9. "He Was a Friend of Mine" (Roger McGuinn)
10. "Private Radio" (Billy Bob Thornton, Marty Stuart, Mark Collie)
11. "Beauty at the Back Door"
12. "Lost Highway" (Leon Payne)

==Personnel==
- Billy Bob Thornton – vocals; drums on "Your Blue Shadow"
- Marty Stuart – guitar, mandolin; bass on "Your Blue Shadow"
- Brad Davis – guitar
- Steve Armold – bass
- Barry Beckett – organ
- Jim Cox – piano
- Gregg Stocki – drums, percussion
- Billy Bob Thornton, Brad Davis, Dennis Locorriere, Marty Stuart – backing vocals
with:
- Randy Scruggs – guitar, bass, co-production on "Angelina"
- Holly Lander – vocals on "Starlight Lounge"
- Larry Paxton – bass on "Starlight Lounge"

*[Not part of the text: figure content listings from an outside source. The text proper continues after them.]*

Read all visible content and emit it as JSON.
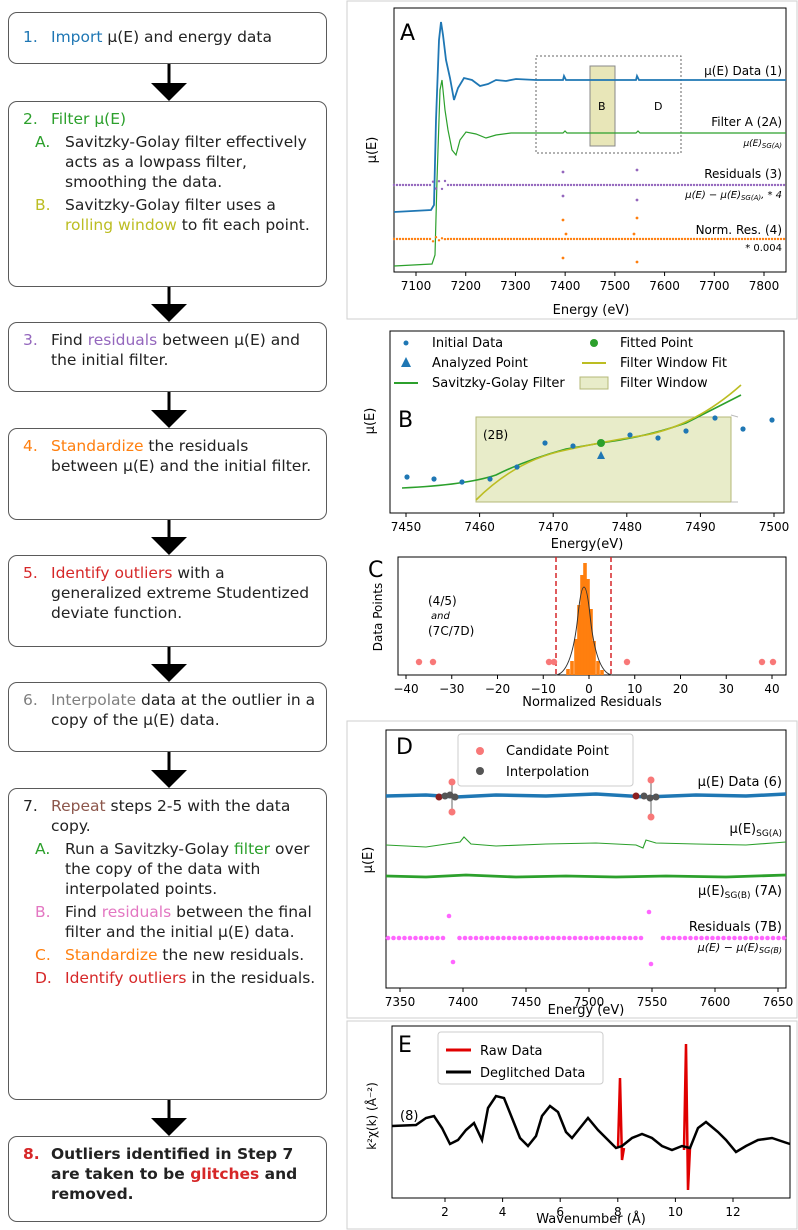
{
  "colors": {
    "blue": "#1f77b4",
    "green": "#2ca02c",
    "purple": "#9467bd",
    "orange": "#ff7f0e",
    "red": "#d62728",
    "olive": "#bcbd22",
    "magenta": "#e377c2",
    "gray": "#7f7f7f",
    "brown": "#8c564b"
  },
  "steps": [
    {
      "num": "1.",
      "parts": [
        {
          "t": "Import",
          "c": "blue"
        },
        {
          "t": " μ(E) and energy data"
        }
      ]
    },
    {
      "num": "2.",
      "parts": [
        {
          "t": "Filter μ(E)",
          "c": "green"
        }
      ],
      "numc": "green",
      "subs": [
        {
          "letter": "A.",
          "lc": "green",
          "parts": [
            {
              "t": "Savitzky-Golay filter effectively acts as a lowpass filter, smoothing the data."
            }
          ]
        },
        {
          "letter": "B.",
          "lc": "olive",
          "parts": [
            {
              "t": "Savitzky-Golay filter uses a "
            },
            {
              "t": "rolling window",
              "c": "olive"
            },
            {
              "t": " to fit each point."
            }
          ]
        }
      ]
    },
    {
      "num": "3.",
      "numc": "purple",
      "parts": [
        {
          "t": "Find "
        },
        {
          "t": "residuals",
          "c": "purple"
        },
        {
          "t": " between μ(E) and the initial filter."
        }
      ]
    },
    {
      "num": "4.",
      "numc": "orange",
      "parts": [
        {
          "t": "Standardize",
          "c": "orange"
        },
        {
          "t": " the residuals between μ(E) and the initial filter."
        }
      ]
    },
    {
      "num": "5.",
      "numc": "red",
      "parts": [
        {
          "t": "Identify outliers",
          "c": "red"
        },
        {
          "t": " with a generalized extreme Studentized deviate function."
        }
      ]
    },
    {
      "num": "6.",
      "numc": "gray",
      "parts": [
        {
          "t": "Interpolate",
          "c": "gray"
        },
        {
          "t": " data at the outlier in a copy of the μ(E) data."
        }
      ]
    },
    {
      "num": "7.",
      "parts": [
        {
          "t": "Repeat",
          "c": "brown"
        },
        {
          "t": " steps 2-5 with the data copy."
        }
      ],
      "subs": [
        {
          "letter": "A.",
          "lc": "green",
          "parts": [
            {
              "t": "Run a Savitzky-Golay "
            },
            {
              "t": "filter",
              "c": "green"
            },
            {
              "t": " over the copy of the data with interpolated points."
            }
          ]
        },
        {
          "letter": "B.",
          "lc": "magenta",
          "parts": [
            {
              "t": "Find "
            },
            {
              "t": "residuals",
              "c": "magenta"
            },
            {
              "t": " between the final filter and the initial μ(E) data."
            }
          ]
        },
        {
          "letter": "C.",
          "lc": "orange",
          "parts": [
            {
              "t": "Standardize",
              "c": "orange"
            },
            {
              "t": " the new residuals."
            }
          ]
        },
        {
          "letter": "D.",
          "lc": "red",
          "parts": [
            {
              "t": "Identify outliers",
              "c": "red"
            },
            {
              "t": " in the residuals."
            }
          ]
        }
      ]
    },
    {
      "num": "8.",
      "numc": "red",
      "bold": true,
      "parts": [
        {
          "t": "Outliers identified in Step 7 are taken to be "
        },
        {
          "t": "glitches",
          "c": "red"
        },
        {
          "t": " and removed."
        }
      ]
    }
  ],
  "panelA": {
    "letter": "A",
    "ylabel": "μ(E)",
    "xlabel": "Energy (eV)",
    "xticks": [
      "7100",
      "7200",
      "7300",
      "7400",
      "7500",
      "7600",
      "7700",
      "7800"
    ],
    "labels": {
      "data": "μ(E) Data (1)",
      "filter": "Filter A (2A)",
      "filter_sub": "μ(E)",
      "filter_sub_s": "SG(A)",
      "resid": "Residuals (3)",
      "resid_sub": "μ(E) − μ(E)",
      "resid_sub_s": "SG(A)",
      "resid_sub_tail": ", * 4",
      "norm": "Norm. Res. (4)",
      "norm_sub": "* 0.004",
      "boxB": "B",
      "boxD": "D"
    }
  },
  "panelB": {
    "letter": "B",
    "ylabel": "μ(E)",
    "xlabel": "Energy(eV)",
    "xticks": [
      "7450",
      "7460",
      "7470",
      "7480",
      "7490",
      "7500"
    ],
    "tag": "(2B)",
    "legend": [
      "Initial Data",
      "Fitted Point",
      "Analyzed Point",
      "Filter Window Fit",
      "Savitzky-Golay Filter",
      "Filter Window"
    ]
  },
  "panelC": {
    "letter": "C",
    "ylabel": "Data Points",
    "xlabel": "Normalized Residuals",
    "xticks": [
      "−40",
      "−30",
      "−20",
      "−10",
      "0",
      "10",
      "20",
      "30",
      "40"
    ],
    "tag1": "(4/5)",
    "tag2": "and",
    "tag3": "(7C/7D)"
  },
  "panelD": {
    "letter": "D",
    "ylabel": "μ(E)",
    "xlabel": "Energy (eV)",
    "xticks": [
      "7350",
      "7400",
      "7450",
      "7500",
      "7550",
      "7600",
      "7650"
    ],
    "legend": [
      "Candidate Point",
      "Interpolation"
    ],
    "labels": {
      "data": "μ(E) Data (6)",
      "sga": "μ(E)",
      "sga_s": "SG(A)",
      "sgb": "μ(E)",
      "sgb_s": "SG(B)",
      "sgb_tail": " (7A)",
      "resid": "Residuals (7B)",
      "resid_sub": "μ(E) − μ(E)",
      "resid_sub_s": "SG(B)"
    }
  },
  "panelE": {
    "letter": "E",
    "ylabel": "k²χ(k) (Å⁻²)",
    "xlabel": "Wavenumber (Å)",
    "xticks": [
      "2",
      "4",
      "6",
      "8",
      "10",
      "12"
    ],
    "tag": "(8)",
    "legend": [
      "Raw Data",
      "Deglitched Data"
    ]
  }
}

- Hank Singer – fiddle on "Lost Highway"
- Don Helms – pedal steel on "Lost Highway"

== Reception ==
A review at All Music stated, "Still, this is a pretty good record all the same, better than most Americana records of the late '90s, thanks in no small part to a terrific stretch of songs mid-record ("Walk of Shame," the rollicking "Smoking in Bed," "Your Blue Shadow," and "That Mountain"), and a good cover of Hank Williams' "Lost Highway."" PopMatters assessed the album in a similar manner: ". Is it country? Is it pop? Is it blues? Clearly drawing his influences from all of these genres, Billy Bob Thornton has made a record that makes us think a little bit about the differences that make the world interesting. Appropriately, “Lost Highway” (a song Hank Williams made famous) is the record’s last track. It’s time for the storyteller to leave the Starlight Lounge and hit the road again, in search of new people and experiences for new songs."